# film on wax after boiling



## gswartz (Oct 8, 2014)

Hi everyone. This is my first year as a beekeeper and it went amazingly well. I ended up with quite a bit of wax after harvesting my honey and went through 2 different filtering methods. 

The first method was melting the caps in a crock pot and then straining it through some panty hose into a piece of tupperware. That worked well to give me some more honey and a block of wax but the wax was still a bit dark. So then I tried the boiling method, boiling it with some water and then draining the water after the wax solidified. I did this 3-4 times and each time the wax ended up with this white film on the bottom of it. If I wash it with hot water, most of it comes off, but after doing another boil, I get quite a bit again.
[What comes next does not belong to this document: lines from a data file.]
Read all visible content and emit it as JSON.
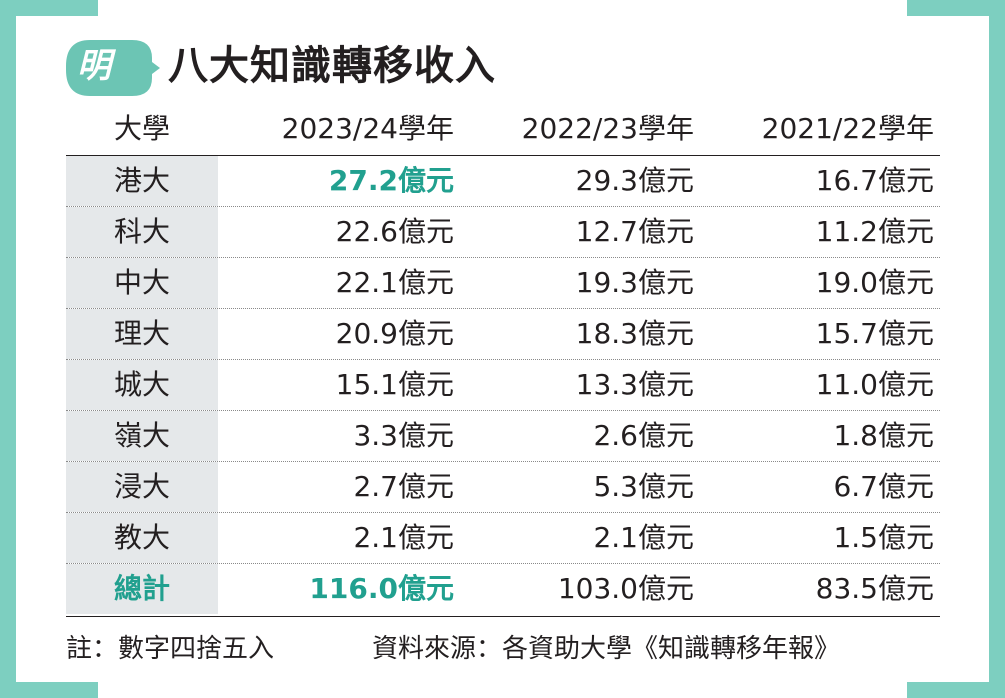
{
  "title": "八大知識轉移收入",
  "logo": {
    "text": "明",
    "color": "#6cc5b4"
  },
  "accent_color": "#21a08f",
  "table": {
    "headers": [
      "大學",
      "2023/24學年",
      "2022/23學年",
      "2021/22學年"
    ],
    "rows": [
      {
        "name": "港大",
        "v2324": "27.2億元",
        "v2223": "29.3億元",
        "v2122": "16.7億元"
      },
      {
        "name": "科大",
        "v2324": "22.6億元",
        "v2223": "12.7億元",
        "v2122": "11.2億元"
      },
      {
        "name": "中大",
        "v2324": "22.1億元",
        "v2223": "19.3億元",
        "v2122": "19.0億元"
      },
      {
        "name": "理大",
        "v2324": "20.9億元",
        "v2223": "18.3億元",
        "v2122": "15.7億元"
      },
      {
        "name": "城大",
        "v2324": "15.1億元",
        "v2223": "13.3億元",
        "v2122": "11.0億元"
      },
      {
        "name": "嶺大",
        "v2324": "3.3億元",
        "v2223": "2.6億元",
        "v2122": "1.8億元"
      },
      {
        "name": "浸大",
        "v2324": "2.7億元",
        "v2223": "5.3億元",
        "v2122": "6.7億元"
      },
      {
        "name": "教大",
        "v2324": "2.1億元",
        "v2223": "2.1億元",
        "v2122": "1.5億元"
      },
      {
        "name": "總計",
        "v2324": "116.0億元",
        "v2223": "103.0億元",
        "v2122": "83.5億元"
      }
    ]
  },
  "footer": {
    "note": "註：數字四捨五入",
    "source": "資料來源：各資助大學《知識轉移年報》"
  }
}
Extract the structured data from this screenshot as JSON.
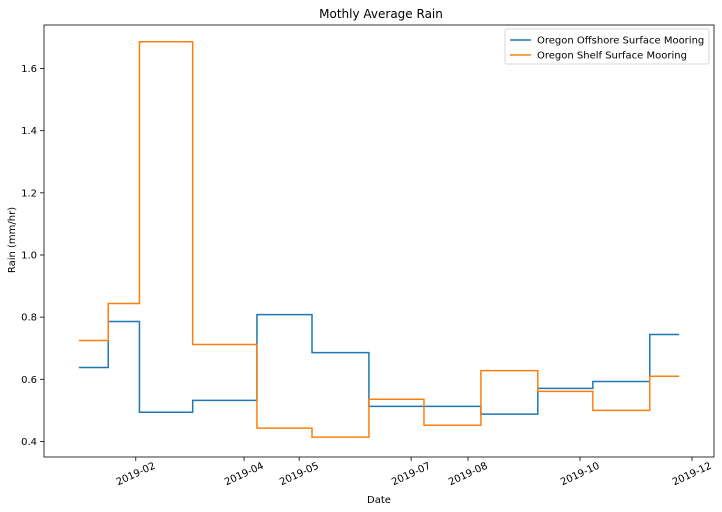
{
  "chart_data": {
    "type": "line",
    "step": "post",
    "title": "Mothly Average Rain",
    "xlabel": "Date",
    "ylabel": "Rain (mm/hr)",
    "xlim": [
      "2018-12-13",
      "2019-12-13"
    ],
    "ylim": [
      0.35,
      1.74
    ],
    "x_ticks": [
      "2019-02",
      "2019-04",
      "2019-05",
      "2019-07",
      "2019-08",
      "2019-10",
      "2019-12"
    ],
    "x_tick_dates": [
      "2019-02-01",
      "2019-04-01",
      "2019-05-01",
      "2019-07-01",
      "2019-08-01",
      "2019-10-01",
      "2019-12-01"
    ],
    "y_ticks": [
      "0.4",
      "0.6",
      "0.8",
      "1.0",
      "1.2",
      "1.4",
      "1.6"
    ],
    "legend_position": "top-right",
    "series": [
      {
        "name": "Oregon Offshore Surface Mooring",
        "color": "#1f77b4",
        "x": [
          "2019-01-01",
          "2019-01-17",
          "2019-02-03",
          "2019-03-04",
          "2019-04-08",
          "2019-05-08",
          "2019-06-08",
          "2019-07-08",
          "2019-08-08",
          "2019-09-08",
          "2019-10-08",
          "2019-11-08",
          "2019-11-24"
        ],
        "values": [
          0.638,
          0.786,
          0.494,
          0.532,
          0.808,
          0.686,
          0.513,
          0.513,
          0.488,
          0.571,
          0.593,
          0.744,
          0.744
        ]
      },
      {
        "name": "Oregon Shelf Surface Mooring",
        "color": "#ff7f0e",
        "x": [
          "2019-01-01",
          "2019-01-17",
          "2019-02-03",
          "2019-03-04",
          "2019-04-08",
          "2019-05-08",
          "2019-06-08",
          "2019-07-08",
          "2019-08-08",
          "2019-09-08",
          "2019-10-08",
          "2019-11-08",
          "2019-11-24"
        ],
        "values": [
          0.725,
          0.844,
          1.686,
          0.712,
          0.443,
          0.414,
          0.536,
          0.452,
          0.628,
          0.561,
          0.5,
          0.61,
          0.61
        ]
      }
    ]
  }
}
Is this normal? When I melt this down for lip balms, lotions, candles, etc. do I need to worry about it? And, what is it? Thanks!


----------



## drlonzo (Apr 15, 2014)

It sounds as if and looks as if the water that you are using may have some mineral content to it, that is if this is only cappings wax. If you have the means to do so, use some distilled water when you re-melt it and scrape off the film prior to melting it to see if that solves the problem. If not, then it may be propolis.


----------



## gswartz (Oct 8, 2014)

drlonzo said:


> It sounds as if and looks as if the water that you are using may have some mineral content to it, that is if this is only cappings wax. If you have the means to do so, use some distilled water when you re-melt it and scrape off the film prior to melting it to see if that solves the problem. If not, then it may be propolis.


Ah yes, that might be it. We have well water with a good amount of iron content, so we use a water softener. Who knows what other minerals are in there. Thanks for the suggestion!


----------



## drlonzo (Apr 15, 2014)

Your welcome ! Glad I could try to help.


----------



## RayMarler (Jun 18, 2008)

Found this in a wax book pdf that someone sent me...

• Water-wax emulsions
1. the wax-water appears milky, due to the presence of calcium or iron in the water
Use 2-3 g of oxalic acid per kg wax and 1 l of water to bind calcium, prevent emulsion and to
brighten wax at the same time.
2. wax absorbs a greater amount of water: heat wax at 105 oC to remove water.
• Wax has a crummy structure
This is due to saponification of wax. The process can be reverted by boiling wax with sulfuric or
oxalic acid. Use soft water to prevent this, e.g. rain water. Water with a low mineral content should
be used if such problems arise. However, in some cases, water/wax emulsions can occur, even with
soft water. In such cases, raw molten wax in contact with water should be kept below 90°C.


----------



## Michael Bush (Aug 2, 2002)

A lot of things accumulate on the bottom of the wax. I think some of it is from the calcium (as already mentioned). If it's grainy, it's probably pollen that is soaked with water and some wax. Just scrape it off.


----------



## GaSteve (Apr 28, 2004)

I see stuff quite often on the bottom of the wax after it hardens over water. Most of it looks like sand. I just scrape it off the cake with a hive tool.


----------



## Bee Bliss (Jun 9, 2010)

Some people put the honey cappings into the pantyhose and then rinse in a bucket to remove most of the honey which is then fed to bees or used for mead. Then, using a solar melter, they put the bag of cappings on a single layer of paper toweling and melt into a container with an inch of distilled water. 

When I made the mistake of using tap water (with minerals) and ended up with the calcium crud at the bottom of the block of wax, I just filtered it thru the paper towel again and used distilled water. Easy.


----------